The Presiding Officer asked during that hearing: Why couldn't the Corps have hired a contract manager or why couldn't the Corps have been the contract manager and taken some of that profit that was consumed, which was about 60 percent, that didn't actually get to the folks in cleaning up the debris? Why couldn't the Corps have functioned that way? It was such a good hearing that FEMA didn't even stick around to listen to the people from Louisiana talk about their dealings with FEMA. That explains the real problems with FEMA. The contracting officer didn't stay for the hearing to hear the criticisms, factually based criticisms, that were very enlightening.
The second area I will discuss is the Travel Trailer Program. The American people ought to ask: When a trailer costs $16,000 to $17,000, and it costs $50,000 to install, something is wrong. But when you go to look at the $50,000, we see this layering again. We see a layer to the Corps, to a major contractor, to a subcontractor, subcontractor, subcontractor, subcontractor. The American people aren't getting value, No. 1. And, No. 2, the people who deserve to be helped are getting a delay as the process goes through.
I have a couple of pictures to show. This is what we ought to be asking of agencies. We ought to say you ought to be accountable. It ought to be transparent. You ought to be able to find the contractors. As a matter of fact, FEMA doesn't even go down more than one layer in terms of the contracts. That is policy; that is not law. They protect that information so it cannot be available to Members of Congress or to the American public to know what is going on. We ought to be able to see results. We saw that we spent three times as much money to do something over a much longer period of time than what we should have.
We know, for example, the major contracts initially were no bid, of which the Corps took something off of the top as well. There has been no priority setting and no responsiveness, and there has been no spending discipline.

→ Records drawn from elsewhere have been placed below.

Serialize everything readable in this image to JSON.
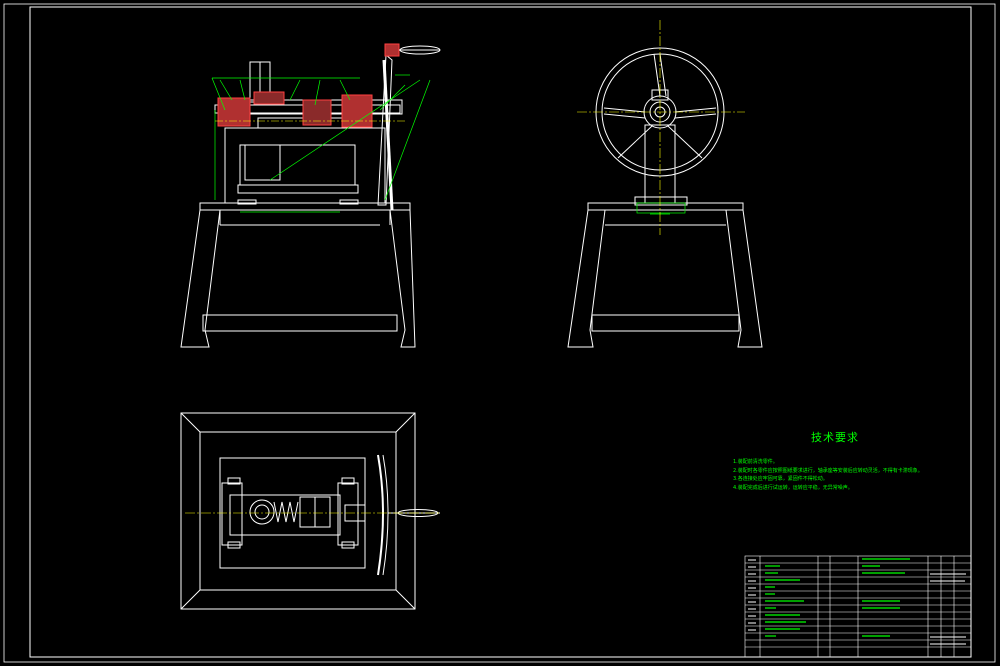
{
  "technical_requirements": {
    "title": "技术要求",
    "items": [
      "1.装配前清洗零件。",
      "2.装配时各零件应按照图纸要求进行，轴承座等安装后应转动灵活，不得有卡滞现象。",
      "3.各连接处应牢固可靠，紧固件不得松动。",
      "4.装配完成后进行试运转，运转应平稳，无异常噪声。"
    ]
  },
  "colors": {
    "background": "#000000",
    "line": "#ffffff",
    "annotation": "#00ff00",
    "section": "#ff4040",
    "centerline": "#ffff00"
  }
}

We ought to make sure the moneys that go forward are under the guise of good accounting practices, transparency, and we ought to be able to put in place, as this money is spent, a way for the Congress to hold the agencies accountable on how they spend this money. It is my hope that the leadership, chairman, and ranking member will look at these amendments closely. I think they are very positive in terms of making the needed adjustments.
On homeland security, we had a tremendous number of hearings--I think 24--on FEMA. It relates all the way back up through the Corps and all the way back down. Accountability is sorely lacking. These amendments would correct that.
I thank my friend from Illinois for his insistence and hard work in this area. I yield the floor.